I stood in the middle of the rutted dirt lane, breathing the cool, fresh air so much at odds with the setting. The weather-beaten, broken-backed trailers were strung out along the road haphazardly, as if thrown away, and shared a disturbingly imperiled appearance—as if the earth were swallowing them up in imperceptibly slow bites.
Whether it was the disappointment following Vogel’s disappearance, Dunn’s display of clear self-interest, the unslacking melancholy that had dogged me since the attack on Gail, or just plain exhaustion from too many days without sleep, I suddenly felt overwhelmed by lassitude. The damage to Gail had been done, her attacker identified—to my satisfaction at least—and the subsequent process attending both those facts—her healing and his eventual capture and prosecution—put in motion. My role was soon to be diminished to that of the loyal supporter. I was to be attentive, encouraging, helpful if possible, but essentially useless until forces beyond my control had run their course. Once caught, probably by some other agency than ours, Bob Vogel would be in James Dunn’s manipulative hands, while Gail’s recovery depended mostly on her own abilities to rally and rebuild her life. It all left me feeling strangely empty-handed.
Brandt, who had broken with protocol to join us in the field, came up beside me in the middle of the road.
I guessed he was going to ask how I was doing, or maybe how Gail was faring—both questions I was in no mood to answer at the moment—so I sidetracked him with what I intended to be small talk.
“I was surprised Dunn let me off so lightly, even if he does plan to hang us all in public in twenty-four hours.”
Brandt chuckled and loaded up his pipe. “There won’t be any
hanging. He’ll just write us off as well-meaning boobs. And he sure as hell isn’t about to land on you, especially now.”
I glanced over at him, puzzled. “What’s that mean?”

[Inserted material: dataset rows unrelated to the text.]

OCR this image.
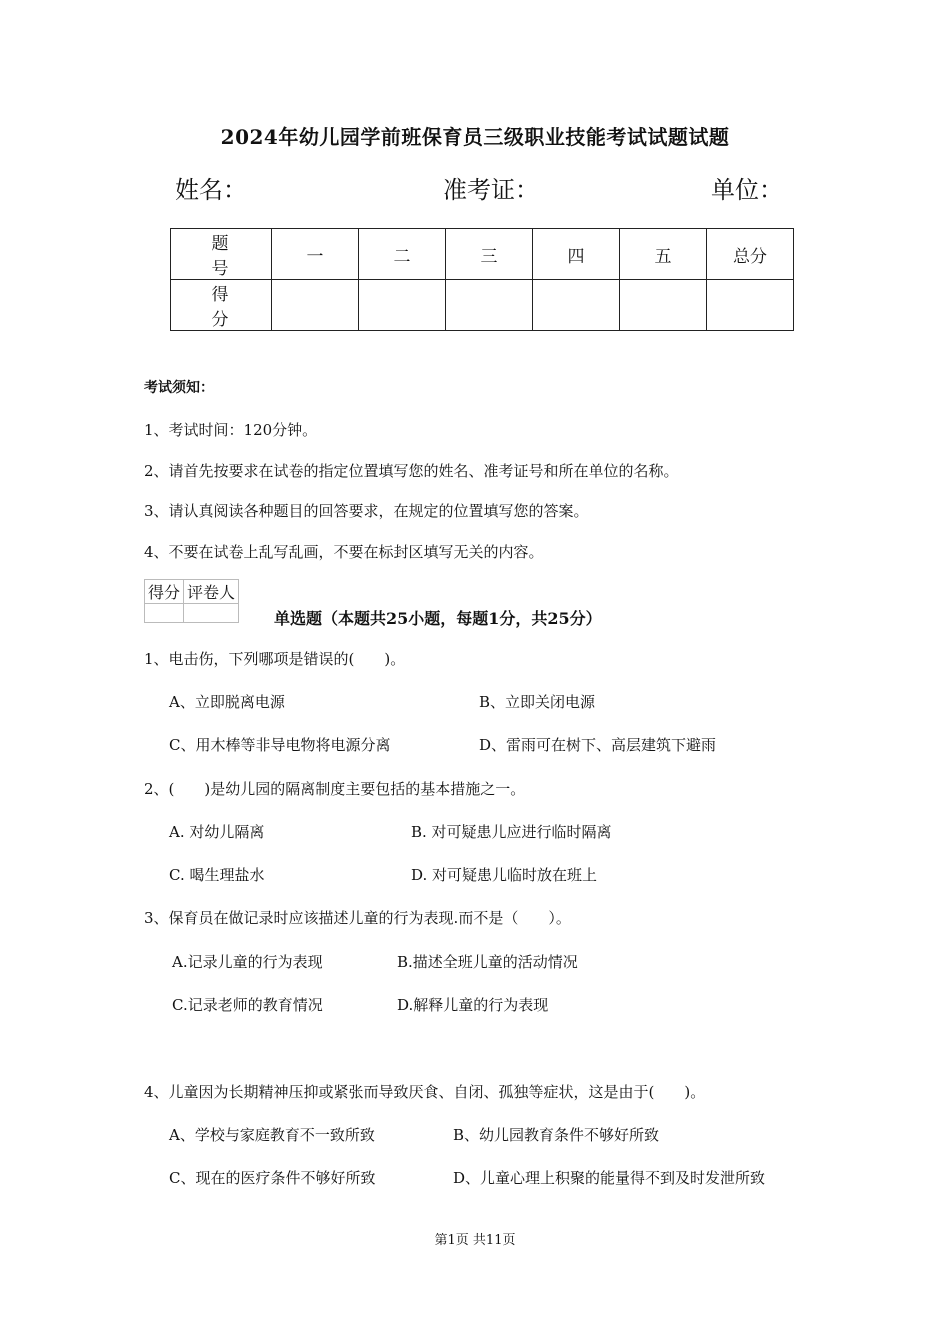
2024年幼儿园学前班保育员三级职业技能考试试题试题
姓名：	准考证：	单位：
题　号	一	二	三	四	五	总分
得　分						
考试须知：
1、考试时间：120分钟。
2、请首先按要求在试卷的指定位置填写您的姓名、准考证号和所在单位的名称。
3、请认真阅读各种题目的回答要求，在规定的位置填写您的答案。
4、不要在试卷上乱写乱画，不要在标封区填写无关的内容。
得分	评卷人

单选题（本题共25小题，每题1分，共25分）
1、电击伤，下列哪项是错误的(　　)。
A、立即脱离电源	B、立即关闭电源
C、用木棒等非导电物将电源分离	D、雷雨可在树下、高层建筑下避雨
2、(　　)是幼儿园的隔离制度主要包括的基本措施之一。
A. 对幼儿隔离	B. 对可疑患儿应进行临时隔离
C. 喝生理盐水	D. 对可疑患儿临时放在班上
3、保育员在做记录时应该描述儿童的行为表现.而不是（　　）。
A.记录儿童的行为表现	B.描述全班儿童的活动情况
C.记录老师的教育情况	D.解释儿童的行为表现
4、儿童因为长期精神压抑或紧张而导致厌食、自闭、孤独等症状，这是由于(　　)。
A、学校与家庭教育不一致所致	B、幼儿园教育条件不够好所致
C、现在的医疗条件不够好所致	D、儿童心理上积聚的能量得不到及时发泄所致
第1页 共11页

He took his time lighting up, sending out large smoke signals into the air. When he was finally satisfied, he removed the pipe from his mouth and peered into its bowl, as if curious to see how that had happened.
“It means,” he said at last, “that our State’s Attorney can become a little cynical when the pressure’s on.” He pointed his pipe stem at me. “You are in the public eye, a nice guy, a good cop, and Gail’s lover. In that same light, Helen Boisvert is an antagonistic, introverted crank with no political allies and a low profile—meaning the public doesn’t know who she is and doesn’t care that she also happens to do a good job.”
“He’s going after Helen?”
“Not necessarily. Dunn held that premature press conference this morning solely to steal Derby’s thunder, telling the media we were closing in on a prime suspect. He gave no names, detailed no strategy, and still managed to sound upbeat and in control. It was a gamble that worked in the short term, because an hour later Jack Derby gave a sincere and heartfelt dog-and-pony show, but he lacked the goods Dunn pretended to have. Point one to Dunn, something he felt he needed, since Derby had stolen the limelight at the candlelight march.”
Tony nodded toward the trailer. “If this search results in enough evidence to trigger an arrest warrant, that’ll be point two, showing Dunn to be the experienced old hand he claims to be, and maybe giving him enough of an aura that Vogel’s skipping out will seem like a minor detail, easily remedied, especially if he throws us out and brings in the state police.”
“But if the aura’s not enough,” I concluded bitterly, “then Helen gets crucified with a great show of reluctance.”
Tony raised his eyebrows. “You got it.” He was quiet for a moment, seemingly lost in reflection, his eyes on the distant treeline, which was tinged with the first colorful signs of the coming foliage season.